Débat : et le vainqueur est...Bellamy
Daniel Schneidermann - - Médias traditionnels - Obsessions - 116 commentaires
C'est toujours beau, un homme de droite en rebellion contre l'arbitraire, et l'ordre injuste des choses. Un réactionnaire monte à la barricade, un conservateur balance un pavé : bref, François-Xavier Bellamy, tête de liste LR aux Européennes, a crevé l'écran de la soirée de France 2 en balançant à la figure de la présentatrice Caroline Roux l'iniquité scandaleuse de l'organisation de cette soirée : d'abord, à l'horaire de la plus grande écoute, un duel fraternel / fratricide entre les deux Ken qui résument selon France 2 le débat politique français : Attal et Bardella. Ensuite, au dessert, pour commenter la première partie, une fournée de "moyens" (Bellamy, donc, Maréchal et Aubry). "Ce qui s’est passé est le signe d’une crise démocratique assez profonde qui finalement se révèle dans la mise en scène à laquelle nous avons assisté, a lancé Bellamy.
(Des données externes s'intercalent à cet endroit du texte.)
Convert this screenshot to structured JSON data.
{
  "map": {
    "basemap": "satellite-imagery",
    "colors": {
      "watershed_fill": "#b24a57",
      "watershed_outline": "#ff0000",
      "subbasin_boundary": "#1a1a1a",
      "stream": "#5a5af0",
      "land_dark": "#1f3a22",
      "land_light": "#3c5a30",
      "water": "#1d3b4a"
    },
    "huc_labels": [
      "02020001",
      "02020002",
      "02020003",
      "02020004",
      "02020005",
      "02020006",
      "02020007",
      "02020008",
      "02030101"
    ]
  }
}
Qu’est-ce qui permet d’organiser cette confrontation entre ces deux personnes ? Comment est-ce que vous les avez choisies ?"
Je voudrais commencer par vous dire que j'ai hésité à venir ce soir.#LEvenement#France2#Européennes2024pic.twitter.com/oh4IXo6UHK
— Fx Bellamy (@fxbellamy) May 23, 2024
Excluant tous les candidats sauf deux, cette organisation est un scandale en soi. Même si elle est dictée, comme a tenté de plaider la présentatrice, par les "intentions de vote"
-appellation pudique des sondages- elle constitue un scandale dans le scandale pour la tête de liste PS Raphaël Glucksmann, qui talonne la liste Renaissance. Au nom de quoi France 2 déciderait que le "débat" RN/Renaissance est plus légitime, plus profond, moins factice, qu'un "débat" RN/PS ? Heureusement pour lui, on apprend ce matin que Glucksmann a obtenu une compensation : du temps pour lui tout seul, à la même heure que les deux autres, la semaine prochaine.
Accessoirement, l'argument des sondages est absurde. À quoi servent les débats de ce genre, sinon justement à faire bouger les sondages, en modifiant les convictions ? Mais inlassablement, les puissants des médias se cramponnent au déni selon lequel ils seraient, non pas des acteurs majeurs, mais de simples et innocents spectateurs des combats politiques.
France 2 étant bien en peine de justifier ce choix, sinon par la hantise de perdre des parts d'audience avec un scrutin présumé peu attrayant (de fait, l'audience n'a baissé qu'à la marge après la fin du 20 heures écourté) il n'est pas trop difficile de le faire à sa place. La chaîne publique aura souhaité se conformer au souhait d'Emmanuel Macron de voir le petit prodige Attal voler au secours de la transparente tête de liste Valérie Hayer, transparence cruellement révélatrice du niveau du personnel politique macroniste. Si c'est le calcul, il est hasardeux, qui intronise Bardella opposant officiel.
Plus perfide, mais peut-être plus efficace, serait pour Renaissance l'autre stratégie : raboter le score Bardella en valorisant Marion Maréchal. Mais les deux ne sont pas compatibles.
Voici donc Bellamy prince d'un soir des exclus. Il n'est pas le premier à endosser le costume. Avant la présidentielle de 2007, le "troisième homme" François Bayrou avait à plusieurs reprises attaqué, sur ses plateaux même, le média dominant d'alors,TF1, accusé de collusion avec Nicolas Sarkozy, puis d'enfermer le débat dans un match Sarkozy/ Royal. "Vous n'êtes pas les patrons de la France, avait-il lancé. Il est clair que vous avez envie que le second tour oppose Nicolas Sarkozy à Ségolène Royal, que cela vous arrangerait pour le présent et pour l'avenir. Mais nous, Français, sommes un peuple de citoyens : nous ne céderons pas à votre matraquage." En riposte, le directeur de l'information Robert Namias l'avait dédaigneusement accusé de simplement tenter d' "exister",
dédain qui évoque, aujourd'hui celui de Caroline Roux, balayant d'un revers de main le "happening"
de Bellamy. Les années passent, la vieille télé décline biologiquement avec son public, restent l'arrogance, et l'aveuglement. Jusqu'à l'engloutissement final, elle s'y cramponnera.